A:カラスの大半が黒く、白いカラスは稀である。

B:Aの主張を裏付ける統計はない。故にAの主張は嘘である。


 直前で「詭弁屋は統計を使う」と書いておいていきなり矛盾することを言うようだが、彼らの主張の中で最も多いのがこの手のものである。つまり、統計が存在しないことを証拠がないことと混同するという詭弁である。


 もちろん、統計だけがエビデンスではない。例えば上の事例では、わざわざ黒いカラスをカウントせずとも、カラスのDNAなどから、通常カラスが黒い体毛を持つことなどがわかるだろう(多分ね。生物学者じゃないから知らないが)。だが、彼らは数字を神格化するあまり、それがなければ証拠が存在しないかのように扱いがちである。


A:女性は就職活動においてセクハラを経験していることが多い。

B:Aの主張を裏付ける統計はない。故に嘘だ。


 この詭弁は、上の例のように、特に差別問題といった、マジョリティに関心がない問題を扱うときに威力を発揮する。というのも、信頼性のある統計データをまとめるにはそれ相応の資源が必要であり、その資源をどうやって使うかを決めているのはほかでもないマジョリティであるからだ。組織のトップの大半が男性であることを考えれば、女性問題の理解に役立つ統計がとられにくいことも理解できよう。

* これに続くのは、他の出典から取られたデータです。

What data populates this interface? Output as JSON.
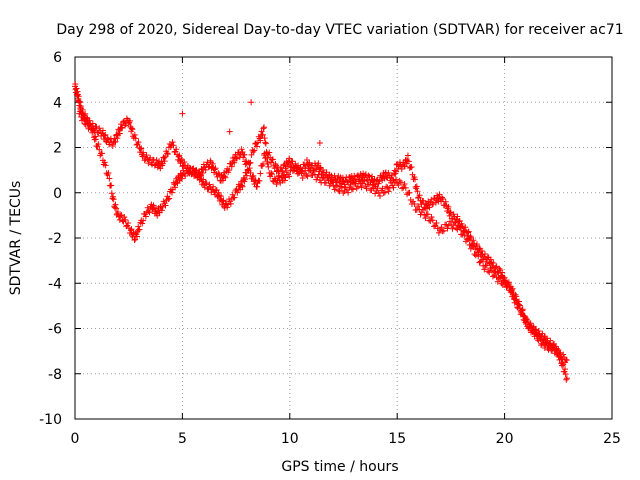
{
  "chart_data": {
    "type": "scatter",
    "title": "Day 298 of 2020, Sidereal Day-to-day VTEC variation (SDTVAR) for receiver ac71",
    "xlabel": "GPS time / hours",
    "ylabel": "SDTVAR / TECUs",
    "xlim": [
      0,
      25
    ],
    "ylim": [
      -10,
      6
    ],
    "xticks": [
      0,
      5,
      10,
      15,
      20,
      25
    ],
    "yticks": [
      -10,
      -8,
      -6,
      -4,
      -2,
      0,
      2,
      4,
      6
    ],
    "grid": true,
    "marker": "+",
    "series": [
      {
        "name": "SDTVAR",
        "color": "#ff0000",
        "x": [
          0.0,
          0.1,
          0.2,
          0.3,
          0.5,
          0.7,
          1.0,
          1.3,
          1.5,
          1.8,
          2.0,
          2.2,
          2.5,
          2.7,
          3.0,
          3.2,
          3.5,
          3.8,
          4.0,
          4.2,
          4.5,
          4.8,
          5.0,
          5.3,
          5.5,
          5.8,
          6.0,
          6.3,
          6.5,
          6.8,
          7.0,
          7.3,
          7.5,
          7.8,
          8.0,
          8.3,
          8.5,
          8.8,
          9.0,
          9.3,
          9.5,
          9.8,
          10.0,
          10.3,
          10.5,
          10.8,
          11.0,
          11.3,
          11.5,
          11.8,
          12.0,
          12.3,
          12.5,
          12.8,
          13.0,
          13.3,
          13.5,
          13.8,
          14.0,
          14.3,
          14.5,
          14.8,
          15.0,
          15.3,
          15.5,
          15.8,
          16.0,
          16.3,
          16.5,
          16.8,
          17.0,
          17.3,
          17.5,
          17.8,
          18.0,
          18.3,
          18.5,
          18.8,
          19.0,
          19.3,
          19.5,
          19.8,
          20.0,
          20.3,
          20.5,
          20.8,
          21.0,
          21.3,
          21.5,
          21.8,
          22.0,
          22.3,
          22.5,
          22.7,
          22.9
        ],
        "y": [
          4.7,
          4.4,
          4.0,
          3.6,
          3.3,
          3.0,
          2.8,
          2.6,
          2.3,
          2.2,
          2.6,
          3.0,
          3.2,
          2.6,
          2.0,
          1.6,
          1.4,
          1.3,
          1.2,
          1.6,
          2.2,
          1.6,
          1.3,
          1.0,
          0.9,
          0.8,
          1.1,
          1.3,
          1.0,
          0.6,
          0.8,
          1.3,
          1.6,
          1.8,
          1.2,
          0.6,
          0.3,
          1.6,
          1.7,
          1.2,
          0.9,
          1.2,
          1.4,
          1.1,
          1.0,
          1.3,
          1.1,
          1.2,
          0.9,
          0.7,
          0.6,
          0.6,
          0.5,
          0.6,
          0.6,
          0.7,
          0.7,
          0.6,
          0.4,
          0.7,
          0.8,
          0.6,
          1.2,
          1.2,
          1.5,
          0.6,
          -0.2,
          -0.6,
          -0.5,
          -0.3,
          -0.2,
          -0.6,
          -1.0,
          -1.2,
          -1.5,
          -1.8,
          -2.2,
          -2.5,
          -2.8,
          -3.0,
          -3.3,
          -3.5,
          -3.9,
          -4.3,
          -4.8,
          -5.3,
          -5.7,
          -6.0,
          -6.2,
          -6.4,
          -6.6,
          -6.8,
          -7.1,
          -7.6,
          -8.2
        ],
        "x2": [
          0.2,
          0.5,
          0.8,
          1.0,
          1.3,
          1.6,
          1.8,
          2.0,
          2.3,
          2.6,
          2.8,
          3.0,
          3.3,
          3.6,
          3.8,
          4.0,
          4.3,
          4.6,
          4.8,
          5.0,
          5.3,
          5.6,
          5.8,
          6.0,
          6.3,
          6.6,
          6.8,
          7.0,
          7.3,
          7.6,
          7.8,
          8.0,
          8.3,
          8.6,
          8.8,
          9.0,
          9.3,
          9.6,
          9.8,
          10.2,
          10.6,
          11.0,
          11.4,
          11.8,
          12.2,
          12.6,
          13.0,
          13.4,
          13.8,
          14.2,
          14.6,
          15.0,
          15.4,
          15.8,
          16.2,
          16.6,
          17.0,
          17.4,
          17.8,
          18.2,
          18.6,
          19.0,
          19.4,
          19.8,
          20.2,
          20.5,
          20.8,
          21.1,
          21.4,
          21.7,
          22.0,
          22.3,
          22.6,
          22.9
        ],
        "y2": [
          3.5,
          3.1,
          2.8,
          2.2,
          1.5,
          0.6,
          -0.4,
          -1.0,
          -1.2,
          -1.7,
          -2.0,
          -1.5,
          -0.9,
          -0.6,
          -0.9,
          -0.7,
          -0.3,
          0.3,
          0.6,
          0.8,
          1.0,
          0.9,
          0.7,
          0.4,
          0.2,
          0.0,
          -0.3,
          -0.6,
          -0.3,
          0.2,
          0.4,
          0.9,
          1.9,
          2.4,
          2.8,
          1.0,
          0.5,
          0.6,
          0.7,
          1.1,
          0.8,
          0.9,
          0.6,
          0.5,
          0.2,
          0.1,
          0.3,
          0.4,
          0.2,
          0.0,
          0.2,
          0.5,
          0.2,
          -0.6,
          -0.9,
          -1.2,
          -1.7,
          -1.4,
          -1.5,
          -2.0,
          -2.6,
          -3.2,
          -3.5,
          -3.9,
          -4.1,
          -4.6,
          -5.2,
          -5.9,
          -6.2,
          -6.6,
          -6.8,
          -6.9,
          -7.2,
          -7.4
        ],
        "outliers_x": [
          8.2,
          5.0,
          7.2,
          11.4
        ],
        "outliers_y": [
          4.0,
          3.5,
          2.7,
          2.2
        ]
      }
    ]
  }
}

 こうして、マジョリティが興味を持たない分野の統計は取られにくくなる。そして詭弁屋は、その状況を利用して差別が存在しないかのように振る舞うのである。


 また、扱う問題によってはそもそも統計的なデータを収集しがたい場合もある。例えば、痴漢冤罪がどれほどあるかという統計はまず収集不能であろう。犯人に聞けば絶対に冤罪だというし、被害者は自分が被害を受けたことは確信を持っているだろうが、「誰がそれをしたか」まではなかなか証明できないからである。冤罪の性質を考えれば、裁判の結果を用いて冤罪の件数を云々するのは愚か極まる。


 この詭弁を打破するためには、統計以外の証拠を持ち出す必要がある。だが、詭弁屋は次節で述べる詭弁―統計の神格化を組み合わせることで、統計以外のエビデンスの価値を無にしようとする。


 そのため、重要なのは、そもそもマジョリティが興味を持たない、あるいは「些細である」と軽視しがちな問題において、マイノリティが問題提起をしているにもかかわらず「統計がないから問題が存在しない」という態度をとること自体が不誠実であると明示することだ。つまり、証拠の有無ではなく、相手の態度に問題を変えるというのは1つの手である。


 もっとも、詭弁屋は不勉強と相場が決まっているから、彼らが「統計がない」と言っても信じてはいけない。どこかからひょっこり出てくることも往々にしてある。